Szenenfoto aus "Elektra (The Show must go on)"
28.04.2024

Humorvoll gebrochene Blicke auf eine antike gewalttätige Familie

„Elektra – The Show must go on“ des Wiener Volkstheaters tourt durch die Bezirke.

Abseits von Kriegen ist Familie der gefährlichste Ort der Welt. Diese für viele (tödliche) Alltagserfahrung spiegelt sich auf Bühnen seit Jahrtausenden wider. Klassischer Fall sind antike griechische Dramen. Mit einem solchen Familien-Mord-Drama tourt das Wiener Volkstheater bis Ende Mai durch die Bezirke, meist in Volkshochschul-Sälen: „Elektra“, der Zusatz „The Show must go on“ verrät schon, dass nicht die antike Tragödie einfach 1:1 nachgespielt wird; abgesehen davon, dass es da schon verschiedene Versionen – Sophokles, Aischylos, Sophokles gab, ja sogar bei Homer kam die Hauptfigur damals noch unter dem Namen Laodike vor.

Szenenfoto aus
Szenenfoto aus „Elektra (The Show must go on)“

Die Story

Wie auch immer, zunächst die Grundgeschichte: Elektra, ihre Schwester Chrysothemis und ihr Bruder Orest beschließen, ihre Mutter umzubringen – aus Rache, weil die mit ihrem Liebhaber Ägisth den Vater der Geschwister, Agamemnon umgebracht hat. Und das wiederum dafür, dass dieser eine weitre Schwester der Kinder, Iphigenie den Göttern „geopfert“ hat, um Glück im Krieg zu haben. Ob er sie wirklich getötet hat oder den Göttern eine Hirschkuh unterjubelt hat, hängt von den antiken Versionen ab.

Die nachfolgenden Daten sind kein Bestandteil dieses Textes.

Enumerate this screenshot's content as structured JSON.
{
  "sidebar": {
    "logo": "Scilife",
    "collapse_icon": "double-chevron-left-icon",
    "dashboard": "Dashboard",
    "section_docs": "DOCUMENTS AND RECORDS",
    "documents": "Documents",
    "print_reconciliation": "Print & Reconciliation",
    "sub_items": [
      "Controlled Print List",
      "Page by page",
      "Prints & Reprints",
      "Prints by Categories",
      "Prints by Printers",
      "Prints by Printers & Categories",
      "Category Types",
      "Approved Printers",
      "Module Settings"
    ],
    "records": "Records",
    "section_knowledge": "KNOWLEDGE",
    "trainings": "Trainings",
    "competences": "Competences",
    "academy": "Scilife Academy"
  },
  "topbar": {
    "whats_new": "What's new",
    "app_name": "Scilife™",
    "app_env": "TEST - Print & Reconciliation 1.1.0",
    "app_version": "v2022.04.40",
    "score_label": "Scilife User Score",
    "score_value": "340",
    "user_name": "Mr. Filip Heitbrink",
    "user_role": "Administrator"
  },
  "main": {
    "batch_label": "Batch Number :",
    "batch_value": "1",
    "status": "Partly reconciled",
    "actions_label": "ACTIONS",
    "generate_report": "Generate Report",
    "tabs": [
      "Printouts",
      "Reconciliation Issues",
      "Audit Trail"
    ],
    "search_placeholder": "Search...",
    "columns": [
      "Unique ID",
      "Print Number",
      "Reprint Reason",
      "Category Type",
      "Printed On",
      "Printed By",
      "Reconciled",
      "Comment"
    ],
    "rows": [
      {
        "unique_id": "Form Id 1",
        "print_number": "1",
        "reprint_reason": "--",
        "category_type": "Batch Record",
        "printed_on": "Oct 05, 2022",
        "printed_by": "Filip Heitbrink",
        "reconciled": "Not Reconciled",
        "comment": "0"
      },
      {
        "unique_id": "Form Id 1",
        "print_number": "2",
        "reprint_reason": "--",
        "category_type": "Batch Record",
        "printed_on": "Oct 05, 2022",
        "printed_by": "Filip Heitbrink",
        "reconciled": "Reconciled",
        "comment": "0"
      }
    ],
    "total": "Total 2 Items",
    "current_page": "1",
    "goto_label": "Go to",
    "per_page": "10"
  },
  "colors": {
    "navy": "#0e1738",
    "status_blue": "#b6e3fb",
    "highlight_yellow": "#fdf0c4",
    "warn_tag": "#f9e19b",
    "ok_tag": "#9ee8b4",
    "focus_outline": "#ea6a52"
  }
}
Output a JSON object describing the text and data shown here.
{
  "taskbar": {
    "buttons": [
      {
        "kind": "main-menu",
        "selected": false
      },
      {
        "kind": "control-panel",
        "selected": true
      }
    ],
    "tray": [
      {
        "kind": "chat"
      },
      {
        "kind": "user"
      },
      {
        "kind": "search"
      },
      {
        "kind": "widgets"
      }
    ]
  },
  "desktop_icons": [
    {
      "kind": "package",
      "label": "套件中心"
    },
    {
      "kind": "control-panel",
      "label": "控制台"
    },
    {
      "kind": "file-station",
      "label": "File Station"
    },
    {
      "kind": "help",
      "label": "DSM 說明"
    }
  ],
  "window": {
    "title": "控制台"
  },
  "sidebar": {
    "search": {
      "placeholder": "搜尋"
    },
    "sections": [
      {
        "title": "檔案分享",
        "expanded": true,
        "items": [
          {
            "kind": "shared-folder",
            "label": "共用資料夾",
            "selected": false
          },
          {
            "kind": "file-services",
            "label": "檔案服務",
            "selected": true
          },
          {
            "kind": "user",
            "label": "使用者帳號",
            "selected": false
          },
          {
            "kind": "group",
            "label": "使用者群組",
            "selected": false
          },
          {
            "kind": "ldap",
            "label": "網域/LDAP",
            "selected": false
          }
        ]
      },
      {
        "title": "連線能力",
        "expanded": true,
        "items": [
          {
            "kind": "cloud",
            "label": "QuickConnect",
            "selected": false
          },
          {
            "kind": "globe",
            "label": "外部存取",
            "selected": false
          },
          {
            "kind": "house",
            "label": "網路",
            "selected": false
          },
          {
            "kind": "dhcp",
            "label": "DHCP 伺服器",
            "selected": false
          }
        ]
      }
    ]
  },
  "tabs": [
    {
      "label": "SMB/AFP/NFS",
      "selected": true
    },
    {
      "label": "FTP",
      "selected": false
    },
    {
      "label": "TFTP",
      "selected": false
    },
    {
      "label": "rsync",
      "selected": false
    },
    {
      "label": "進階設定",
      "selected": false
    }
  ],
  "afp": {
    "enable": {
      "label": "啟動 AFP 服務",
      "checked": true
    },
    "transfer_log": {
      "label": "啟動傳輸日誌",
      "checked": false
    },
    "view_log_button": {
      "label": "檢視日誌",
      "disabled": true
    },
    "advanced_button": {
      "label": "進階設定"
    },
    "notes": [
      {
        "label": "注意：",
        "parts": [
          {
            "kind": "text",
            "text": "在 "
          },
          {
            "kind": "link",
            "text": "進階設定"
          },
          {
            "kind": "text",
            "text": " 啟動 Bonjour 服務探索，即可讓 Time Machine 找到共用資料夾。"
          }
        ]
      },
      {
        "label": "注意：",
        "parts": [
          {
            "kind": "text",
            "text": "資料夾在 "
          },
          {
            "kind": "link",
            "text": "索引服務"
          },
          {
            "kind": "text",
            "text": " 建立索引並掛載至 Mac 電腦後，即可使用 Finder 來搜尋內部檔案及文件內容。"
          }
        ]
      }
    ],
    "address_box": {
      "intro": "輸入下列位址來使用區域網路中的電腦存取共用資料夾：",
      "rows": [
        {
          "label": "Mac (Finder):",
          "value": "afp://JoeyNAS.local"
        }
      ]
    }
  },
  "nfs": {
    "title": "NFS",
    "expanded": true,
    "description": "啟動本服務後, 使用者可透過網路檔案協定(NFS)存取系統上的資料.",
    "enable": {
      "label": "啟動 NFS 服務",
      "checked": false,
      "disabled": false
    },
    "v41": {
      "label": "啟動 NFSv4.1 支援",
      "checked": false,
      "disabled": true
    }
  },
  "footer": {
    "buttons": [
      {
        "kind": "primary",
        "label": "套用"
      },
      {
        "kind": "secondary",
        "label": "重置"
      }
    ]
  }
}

Wie auch immer, vor diesem Hintergrund startet das Geschehen auf der Wanderbühne – keine leichte Sache dank der unterschiedlich großen Bühnen und verschieden ausgestatteten Säle (Ausstattung: Jenny Theisen, Lichtkonzept und Musik: Max Windisch-Spoerk) mit dem Blick auf acht umgestürzte, fast wie riesige Mikado-Stäbe liegende Kunststoff-Nachgebilde griechischer Säulen. Also Zerstörung und Chaos gleich zu Beginn bevor noch die/der erste aufgetreten ist.

Szenenfoto aus
Szenenfoto aus „Elektra (The Show must go on)“

Mit einem Schuss Anklang an Clownerie

In knallgelben, ein wenig an Clown-Kostüme erinnernden Gewändern und lila Perücken, spielen Isabela Knöll (Elektra), Alina Schaller (Chrysothemis) und Til Schindler (Orest) aber nicht nur die mörderische Story selbst. Immer wieder treten sie aus ihren Rollen heraus, sprechen auch das Publikum an, zweifeln an dem, was sie spielen sollen. Und in den Rollen selbst, agieren sie als drei unterschiedliche Charaktere: Der Bruder versucht sich ganz rauszuhalten, haut für längere Zeit ab. Die titelgebende Figur drängt auf Durchziehen des Racheplans und ihre Schwester zweifelt, ob das letztlich was bringt, und nicht die Spirale der Gewalt nur fortgesetzt würde.

Szenenfoto aus
Szenenfoto aus „Elektra (The Show must go on)“

Was wohl – aus der Situation – zu vermuten, Jahrtausende zurückblickend sich bewahrheitet hat. Und dennoch lässt das Schauspiel-Trio das Publikum in das fast ausweglos erscheinende Dilemma eintauchen. Aber auch sich immer wieder erholen und gar nicht zu wenig lachen – über Situationskomik ebenso wie Wortwitz (Fassung und Regie: Felix Krakau nach wie es in der Ankündigung heißt ein bisschen Euripides, Sophokles und Hofmannsthal.

Szenenfoto aus
Szenenfoto aus „Elektra (The Show must go on)“

Heftige Brüche

Mitunter brechen sie humorvolle Szenen in null komma nix durch heftige Momente. Etwa, wenn die Schauspieler:innen von der Bühne in den Saal springen, Zuschauer:innen durch direktes Ansprechen fast schocken, zum Opfer auffordern – gut, klar, ist gespielt. Aber die Passagen, wo sie ihren Geschwisterstreit und vertrackte Lage ihrer problematischen Familie wegrücken von der antiken Ausgangs-Tragödie, hin auf allgemeinere leider zeitlose familiäre Gewaltspiralen, lässt schon mitunter heftig schlucken. Da kommt wohl das Heimito von Doderer zugeschriebene Zitat in den Sinn: „Wer sich in Familie begibt, kommt darin um“.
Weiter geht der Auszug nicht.